Wednesday, December 10, 2008

Change

Change: A) to make difference B) to make a radical difference. C) to give a different position, course, or direction, or D) to replace with another. Now I have a question, have you changed, do any of these definitions apply to you, or are you the same person you were when you where in your youth? Some people have said to me, I have changed but in reality they have not changed, they have grown up. They still have some of the same feelings they have always dealt with or felt. The only difference is that now they are in a place where if they do those things they will pay a heaver consequence for their actions.


For me, growing up in small town America, it was easy to get in trouble but hard to keep people from finding out about it. To be honest, as a young kid I really didn't care who knew but there was something in me that would try to hide every time my mother or father yelled "Richard"! Before I knew it I felt like there were people all over town saying that boy is...whatever. It wasn't until I moved from that small town did I realize I can't be acting this way and doing all the stuff in a small town that I was doing in my new town. Why is that? Because sooner or later we must grow up but that does not mean we have changed. We need to act different to get to where we need to be.


I remember my mother telling me that she would let me live with her but her requirement was that I had to go to church. Why? I did not understand at the time but God was ready for me to change my direction, change from the kid inside and grow up. It took some time but eventually I said okay I will change. Bam! I got changed, I got saved, got a job, met my beautiful wife, bought a house, had kids. Wow, did I change... so I thought. It seemed on the outside I changed but the truth was no one knew who I was-not my wife, my parents, not even myself.


It seemed to me that I was holding on to the past. Women, drinking, and being in charge of myself. I had no idea that I was not in control. I was out of control heading down a lonely road all because I refused to change. You will need to look at some of the other posts to see where loneliness and not wanting change in your life will take you.


It took going through hell before I was ready to change, ready to see a difference in my life, and ready to make a difference in my life, for me to be REAL (I have seen that word before). Is being real a change? It was for me. I had to put away all of my selfish needs and thoughts and turn them over to God. I had to do something that I have never done, let God in, let my wife in, and all the people that wanted to come in and help me change in.


There will come a day when you will say I sure would like to change or someone might say behind you I sure wish he or she would change. Either way, if you thought it, or if someone else did, you must have something in your life that needs change and only God can do that.


First you will need to confess out loud. Father(God), I need to change and I can't do it by myself I need you to come in and change me. I need to make you first in my life. I need you to save me. I believe in you. I believe you died on the cross for me and my sins. If you mean that prayer, watch out because change will come.

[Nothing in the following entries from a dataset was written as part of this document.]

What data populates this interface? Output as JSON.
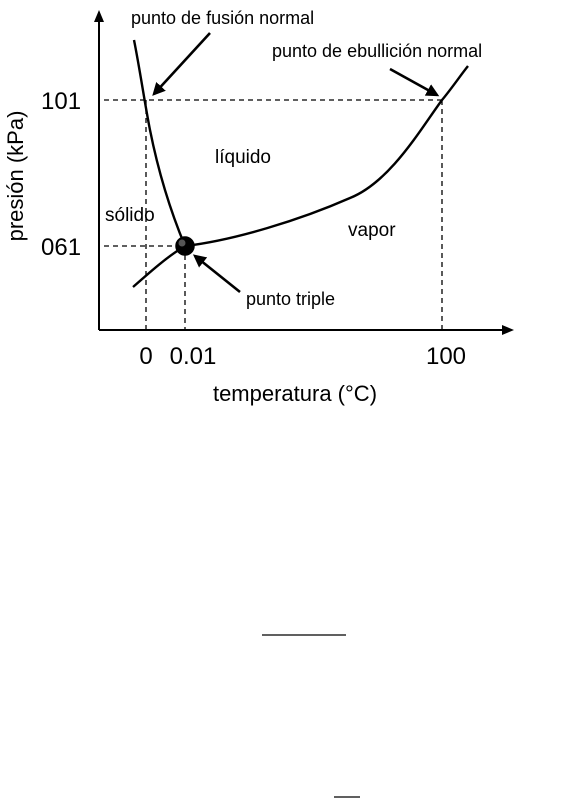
{
  "diagram": {
    "annotations": {
      "melting": "punto de fusión normal",
      "boiling": "punto de ebullición normal",
      "triple": "punto triple"
    },
    "regions": {
      "liquid": "líquido",
      "solid": "sólido",
      "vapor": "vapor"
    },
    "y_axis": {
      "label": "presión (kPa)",
      "ticks": [
        "101",
        "061"
      ]
    },
    "x_axis": {
      "label": "temperatura (°C)",
      "ticks": [
        "0",
        "0.01",
        "100"
      ]
    }
  }
}
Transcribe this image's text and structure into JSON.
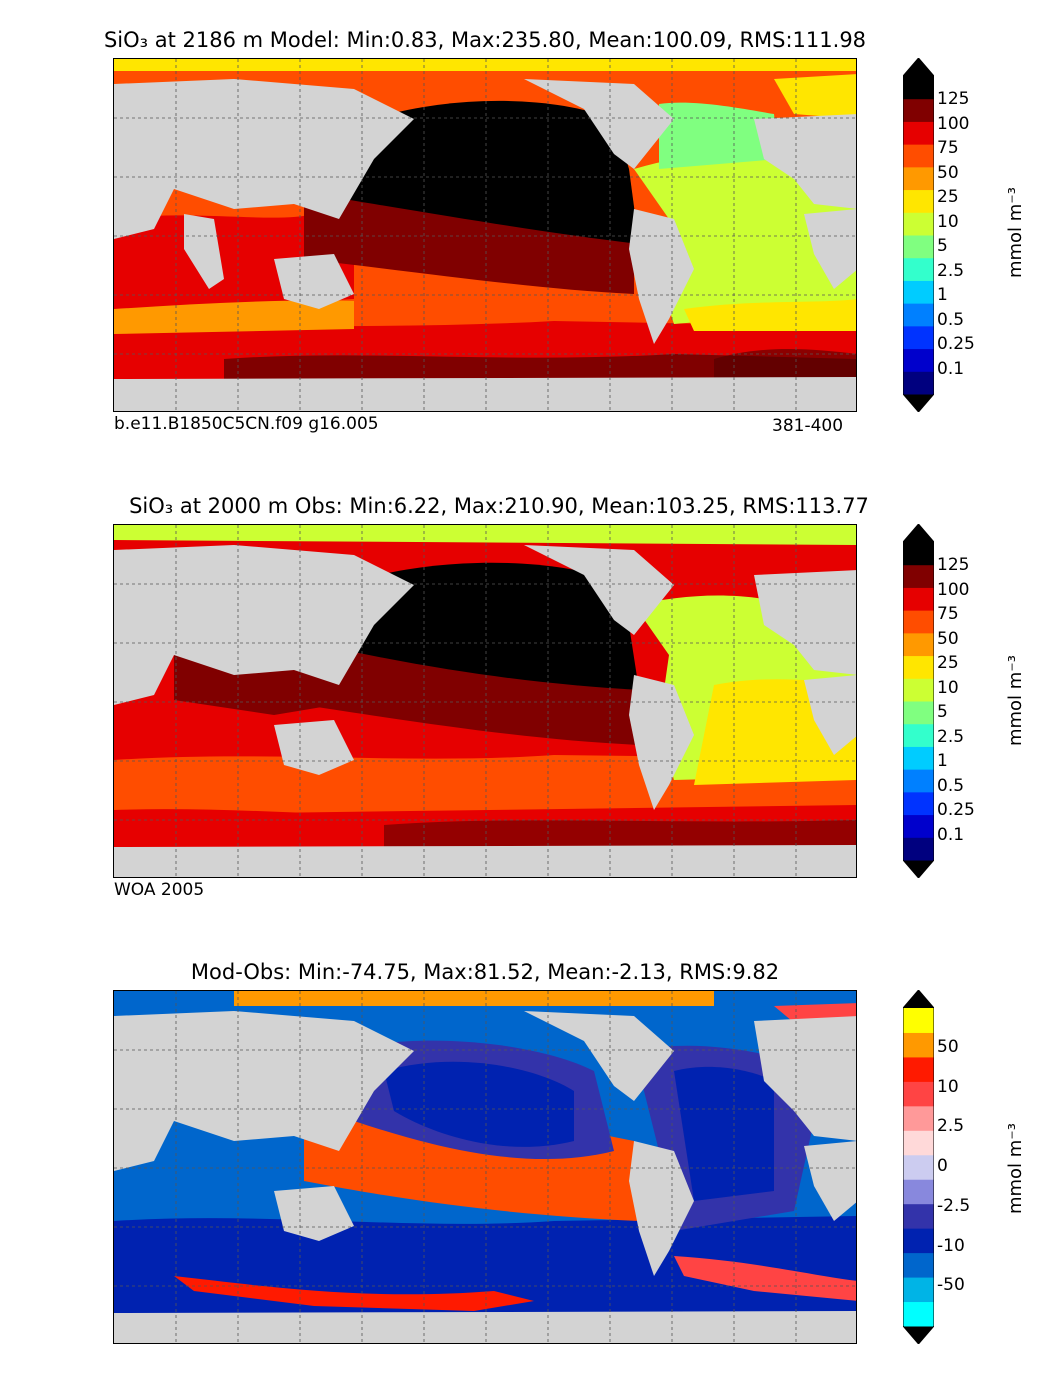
{
  "colors": {
    "land": "#d3d3d3",
    "missing": "#ffffff",
    "sio3_scale": [
      "#00007f",
      "#0000cc",
      "#0033ff",
      "#0080ff",
      "#00ccff",
      "#33ffcc",
      "#80ff80",
      "#ccff33",
      "#ffe600",
      "#ff9900",
      "#ff4d00",
      "#e60000",
      "#800000",
      "#000000"
    ],
    "diff_scale": [
      "#00ffff",
      "#00b4e6",
      "#0066cc",
      "#0022b0",
      "#3333aa",
      "#8888dd",
      "#ccccf0",
      "#ffd9d9",
      "#ff9999",
      "#ff4444",
      "#ff1a00",
      "#ff9900",
      "#ffff00"
    ]
  },
  "panels": [
    {
      "title": "SiO₃ at 2186 m Model: Min:0.83, Max:235.80, Mean:100.09, RMS:111.98",
      "note_left": "b.e11.B1850C5CN.f09 g16.005",
      "note_right": "381-400",
      "colorbar_units": "mmol m⁻³",
      "colorbar_labels": [
        "125",
        "100",
        "75",
        "50",
        "25",
        "10",
        "5",
        "2.5",
        "1",
        "0.5",
        "0.25",
        "0.1"
      ]
    },
    {
      "title": "SiO₃ at 2000 m Obs: Min:6.22, Max:210.90, Mean:103.25, RMS:113.77",
      "note_left": "WOA 2005",
      "note_right": "",
      "colorbar_units": "mmol m⁻³",
      "colorbar_labels": [
        "125",
        "100",
        "75",
        "50",
        "25",
        "10",
        "5",
        "2.5",
        "1",
        "0.5",
        "0.25",
        "0.1"
      ]
    },
    {
      "title": "Mod-Obs: Min:-74.75, Max:81.52, Mean:-2.13, RMS:9.82",
      "note_left": "",
      "note_right": "",
      "colorbar_units": "mmol m⁻³",
      "colorbar_labels": [
        "50",
        "10",
        "2.5",
        "0",
        "-2.5",
        "-10",
        "-50"
      ]
    }
  ]
}
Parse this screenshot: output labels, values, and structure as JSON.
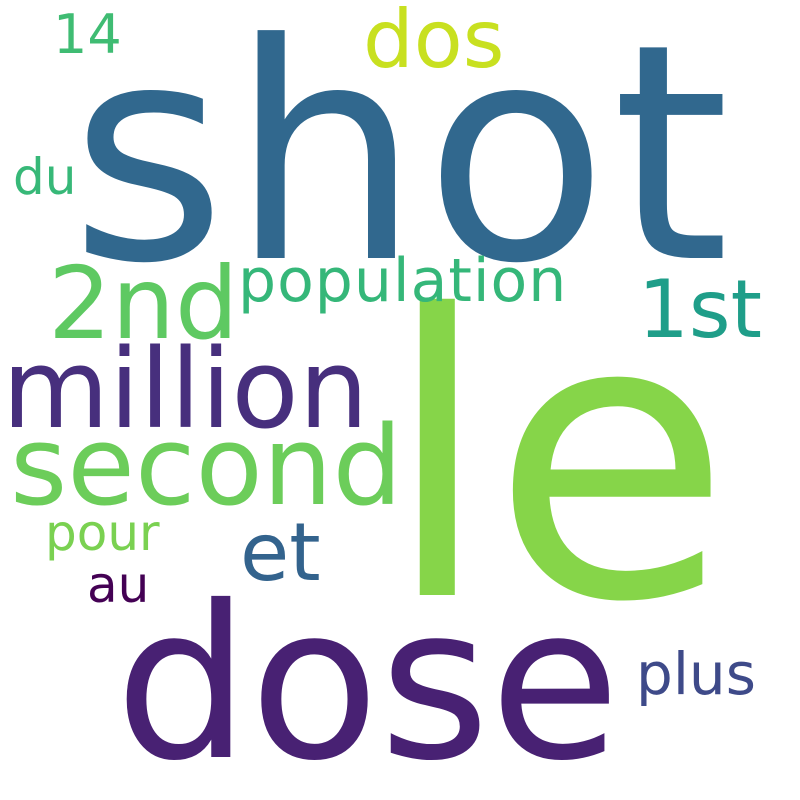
{
  "words": {
    "shot": {
      "text": "shot",
      "color": "#31688e"
    },
    "le": {
      "text": "le",
      "color": "#86d549"
    },
    "dose": {
      "text": "dose",
      "color": "#482173"
    },
    "second": {
      "text": "second",
      "color": "#6ccd5a"
    },
    "million": {
      "text": "million",
      "color": "#472f7d"
    },
    "2nd": {
      "text": "2nd",
      "color": "#5ec962"
    },
    "population": {
      "text": "population",
      "color": "#35b779"
    },
    "1st": {
      "text": "1st",
      "color": "#1f9e89"
    },
    "dos": {
      "text": "dos",
      "color": "#c8e020"
    },
    "et": {
      "text": "et",
      "color": "#33638d"
    },
    "plus": {
      "text": "plus",
      "color": "#3e4a89"
    },
    "pour": {
      "text": "pour",
      "color": "#7ad151"
    },
    "au": {
      "text": "au",
      "color": "#440154"
    },
    "14": {
      "text": "14",
      "color": "#3fbc73"
    },
    "du": {
      "text": "du",
      "color": "#37b878"
    }
  }
}
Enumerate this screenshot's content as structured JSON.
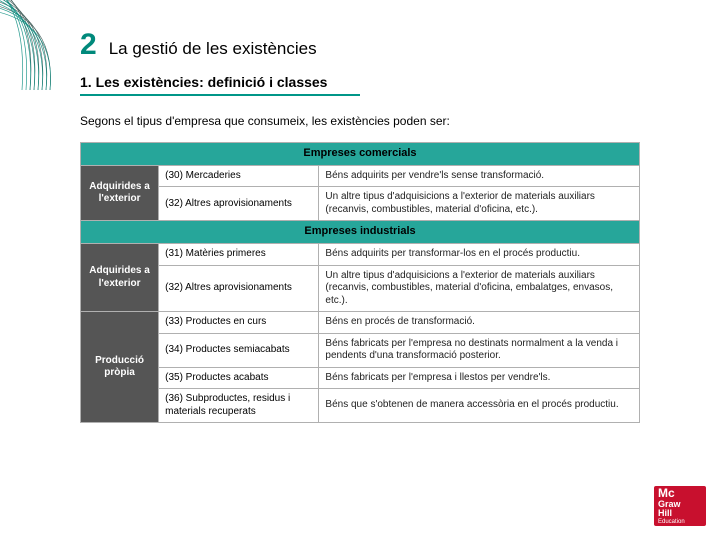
{
  "chapter": {
    "num": "2",
    "title": "La gestió de les existències"
  },
  "section_title": "1. Les existències: definició i classes",
  "intro_text": "Segons el tipus d'empresa que consumeix, les existències poden ser:",
  "deco": {
    "arc_color": "#00897b",
    "dark_color": "#0b2e2a"
  },
  "table": {
    "header_bg": "#26a69a",
    "sidecat_bg": "#555555",
    "sidecat_color": "#ffffff",
    "border_color": "#b0b0b0",
    "groups": [
      {
        "header": "Empreses comercials",
        "blocks": [
          {
            "side": "Adquirides a l'exterior",
            "rows": [
              {
                "code": "(30) Mercaderies",
                "desc": "Béns adquirits per vendre'ls sense transformació."
              },
              {
                "code": "(32) Altres aprovisionaments",
                "desc": "Un altre tipus d'adquisicions a l'exterior de materials auxiliars (recanvis, combustibles, material d'oficina, etc.)."
              }
            ]
          }
        ]
      },
      {
        "header": "Empreses industrials",
        "blocks": [
          {
            "side": "Adquirides a l'exterior",
            "rows": [
              {
                "code": "(31) Matèries primeres",
                "desc": "Béns adquirits per transformar-los en el procés productiu."
              },
              {
                "code": "(32) Altres aprovisionaments",
                "desc": "Un altre tipus d'adquisicions a l'exterior de materials auxiliars (recanvis, combustibles, material d'oficina, embalatges, envasos, etc.)."
              }
            ]
          },
          {
            "side": "Producció pròpia",
            "rows": [
              {
                "code": "(33) Productes en curs",
                "desc": "Béns en procés de transformació."
              },
              {
                "code": "(34) Productes semiacabats",
                "desc": "Béns fabricats per l'empresa no destinats normalment a la venda i pendents d'una transformació posterior."
              },
              {
                "code": "(35) Productes acabats",
                "desc": "Béns fabricats per l'empresa i llestos per vendre'ls."
              },
              {
                "code": "(36) Subproductes, residus i materials recuperats",
                "desc": "Béns que s'obtenen de manera accessòria en el procés productiu."
              }
            ]
          }
        ]
      }
    ]
  },
  "logo": {
    "line1": "Mc",
    "line2": "Graw",
    "line3": "Hill",
    "sub": "Education",
    "bg": "#c8102e"
  }
}
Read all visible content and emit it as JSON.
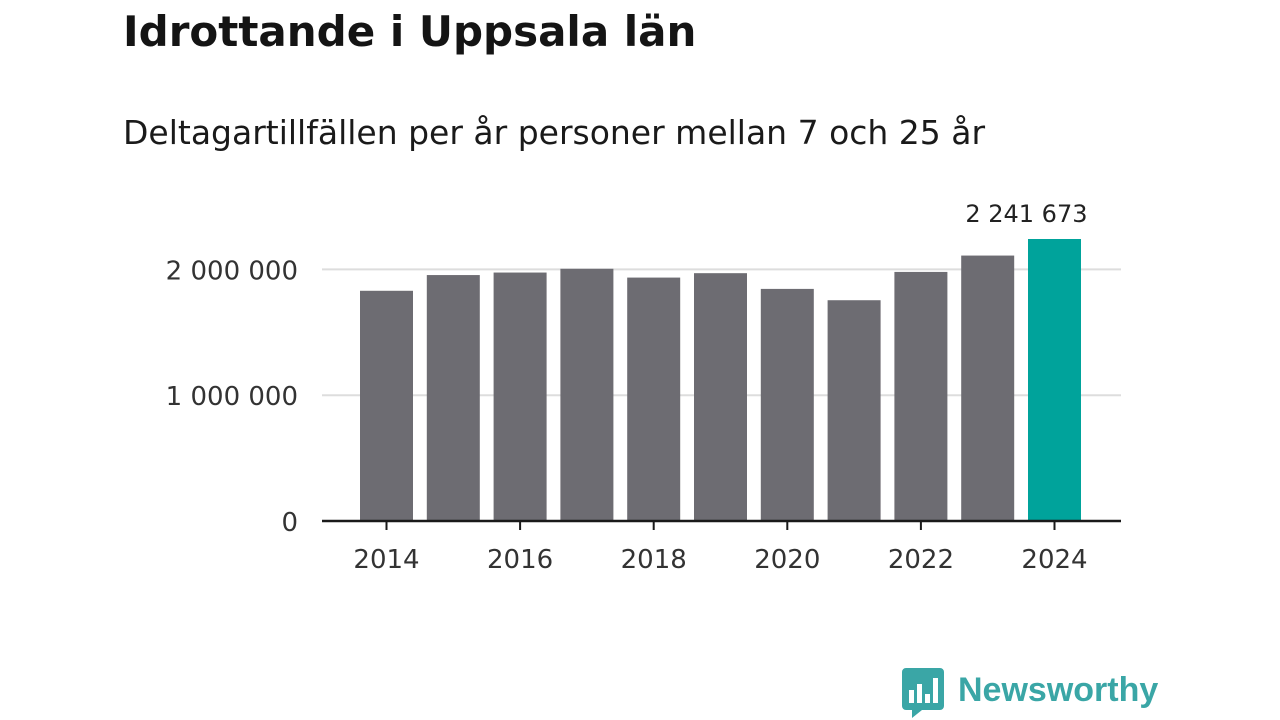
{
  "header": {
    "title": "Idrottande i Uppsala län",
    "subtitle": "Deltagartillfällen per år personer mellan 7 och 25 år"
  },
  "chart_data": {
    "type": "bar",
    "title": "Idrottande i Uppsala län",
    "subtitle": "Deltagartillfällen per år personer mellan 7 och 25 år",
    "xlabel": "",
    "ylabel": "",
    "categories": [
      "2014",
      "2015",
      "2016",
      "2017",
      "2018",
      "2019",
      "2020",
      "2021",
      "2022",
      "2023",
      "2024"
    ],
    "values": [
      1830000,
      1955000,
      1975000,
      2005000,
      1935000,
      1970000,
      1845000,
      1755000,
      1980000,
      2110000,
      2241673
    ],
    "ylim": [
      0,
      2241673
    ],
    "yticks": [
      0,
      1000000,
      2000000
    ],
    "ytick_labels": [
      "0",
      "1 000 000",
      "2 000 000"
    ],
    "xtick_labels": [
      "2014",
      "2016",
      "2018",
      "2020",
      "2022",
      "2024"
    ],
    "annotations": [
      {
        "category": "2024",
        "text": "2 241 673"
      }
    ],
    "grid": true,
    "legend": "none",
    "colors": {
      "bar": "#6d6c72",
      "highlight": "#00a39b",
      "grid": "#dddddd",
      "axis": "#1a1a1a",
      "text": "#333333"
    }
  },
  "branding": {
    "logo_text": "Newsworthy",
    "logo_color": "#3aa6a6",
    "icon": "newsworthy-chart-bubble-icon"
  }
}
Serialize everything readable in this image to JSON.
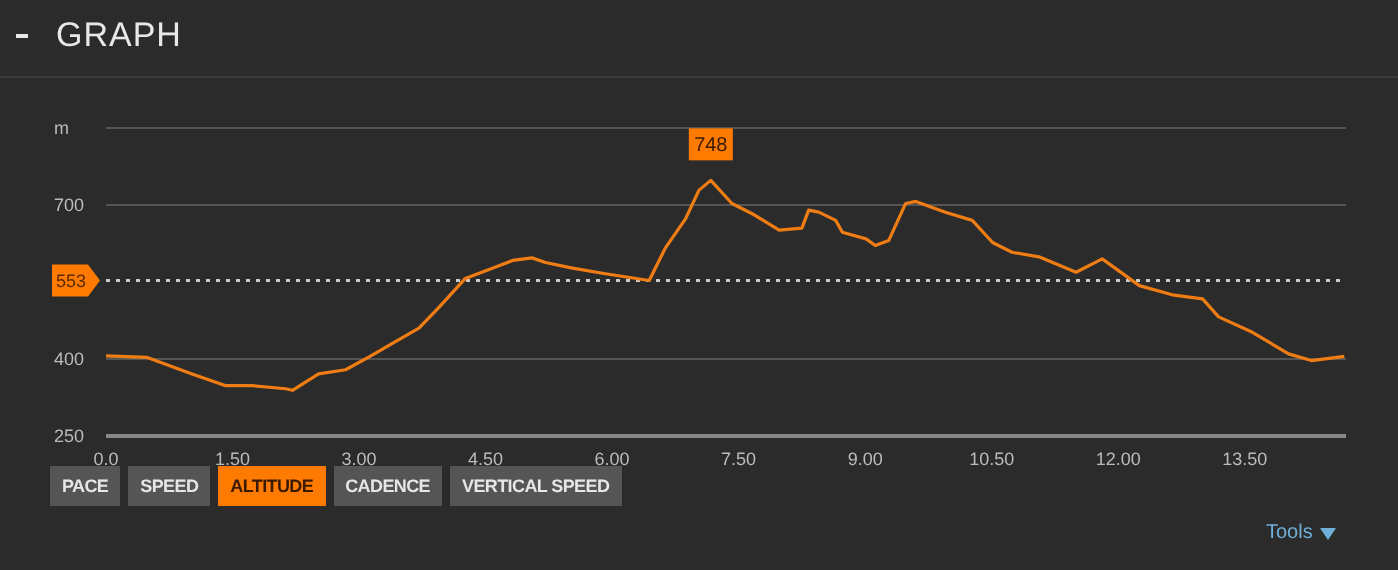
{
  "chart_data": {
    "type": "line",
    "title": "GRAPH",
    "x": [
      0,
      0.49,
      1.02,
      1.42,
      1.74,
      2.13,
      2.21,
      2.52,
      2.84,
      3.12,
      3.39,
      3.71,
      3.95,
      4.26,
      4.58,
      4.82,
      5.05,
      5.21,
      5.53,
      5.92,
      6.44,
      6.63,
      6.87,
      7.03,
      7.17,
      7.42,
      7.66,
      7.98,
      8.25,
      8.33,
      8.45,
      8.65,
      8.73,
      9.01,
      9.12,
      9.28,
      9.48,
      9.6,
      9.95,
      10.27,
      10.51,
      10.74,
      11.06,
      11.5,
      11.81,
      12.25,
      12.64,
      13,
      13.19,
      13.59,
      14.02,
      14.29,
      14.68
    ],
    "series": [
      {
        "color": "#f07d14",
        "values": [
          406,
          403,
          371,
          348,
          348,
          342,
          339,
          371,
          379,
          404,
          430,
          460,
          501,
          557,
          577,
          592,
          597,
          588,
          577,
          566,
          553,
          616,
          673,
          729,
          748,
          703,
          683,
          651,
          655,
          690,
          686,
          670,
          647,
          634,
          621,
          631,
          703,
          707,
          686,
          670,
          627,
          608,
          599,
          569,
          595,
          543,
          525,
          517,
          482,
          452,
          410,
          397,
          405
        ]
      }
    ],
    "xlim": [
      0,
      14.7
    ],
    "xticks": [
      {
        "value": 0,
        "label": "0.0"
      },
      {
        "value": 1.5,
        "label": "1.50"
      },
      {
        "value": 3,
        "label": "3.00"
      },
      {
        "value": 4.5,
        "label": "4.50"
      },
      {
        "value": 6,
        "label": "6.00"
      },
      {
        "value": 7.5,
        "label": "7.50"
      },
      {
        "value": 9,
        "label": "9.00"
      },
      {
        "value": 10.5,
        "label": "10.50"
      },
      {
        "value": 12,
        "label": "12.00"
      },
      {
        "value": 13.5,
        "label": "13.50"
      }
    ],
    "ylim": [
      250,
      850
    ],
    "yticks": [
      250,
      400,
      700,
      {
        "value": 850,
        "label": "m"
      }
    ],
    "grid": "y",
    "marker": "none",
    "line_style": "solid",
    "ref_lines": [
      {
        "axis": "y",
        "value": 553,
        "label": "553",
        "color": "#cccccc",
        "line_style": "dotted"
      }
    ],
    "annotations": [
      {
        "text": "748",
        "x": 7.17,
        "y": 748
      },
      "PACE",
      "SPEED",
      "ALTITUDE",
      "CADENCE",
      "VERTICAL SPEED",
      "Tools"
    ]
  }
}
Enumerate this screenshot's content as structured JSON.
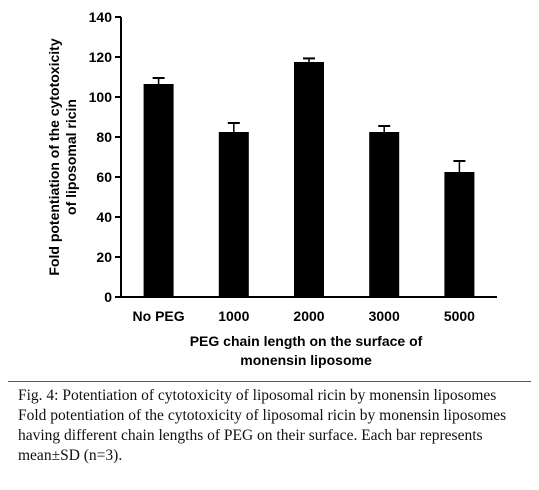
{
  "chart_data": {
    "type": "bar",
    "categories": [
      "No PEG",
      "1000",
      "2000",
      "3000",
      "5000"
    ],
    "values": [
      106.5,
      82.5,
      117.5,
      82.5,
      62.5
    ],
    "errors": [
      3.0,
      4.5,
      1.8,
      3.0,
      5.5
    ],
    "ylabel_lines": [
      "Fold potentiation of the cytotoxicity",
      "of liposomal ricin"
    ],
    "xlabel_lines": [
      "PEG chain length on the surface of",
      "monensin liposome"
    ],
    "ylim": [
      0,
      140
    ],
    "yticks": [
      0,
      20,
      40,
      60,
      80,
      100,
      120,
      140
    ],
    "bar_color": "#000000",
    "grid": false
  },
  "caption": {
    "title": "Fig. 4: Potentiation of cytotoxicity of liposomal ricin by monensin liposomes",
    "body": "Fold potentiation of the cytotoxicity of liposomal ricin by monensin liposomes having different chain lengths of PEG on their surface. Each bar represents mean±SD (n=3)."
  }
}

If you will accept the change and are looking forward to a new you, the change will be on going for the rest of your life.

2 comments:

Kim said...

Hey Babe,
I really loved your post on change. A good word honey. I love you and know God has big things for us in the future. I keep wondering when but that right there is sin, you know?
Love you so much!

Stevie J said...

Mat 7:13
(13) Go in through the narrow gate; for wide is the gate and broad is the way that leads to destruction, and many are the ones entering in through it.

It's so easy to see how people never make it off the wide path, isn't it Rick?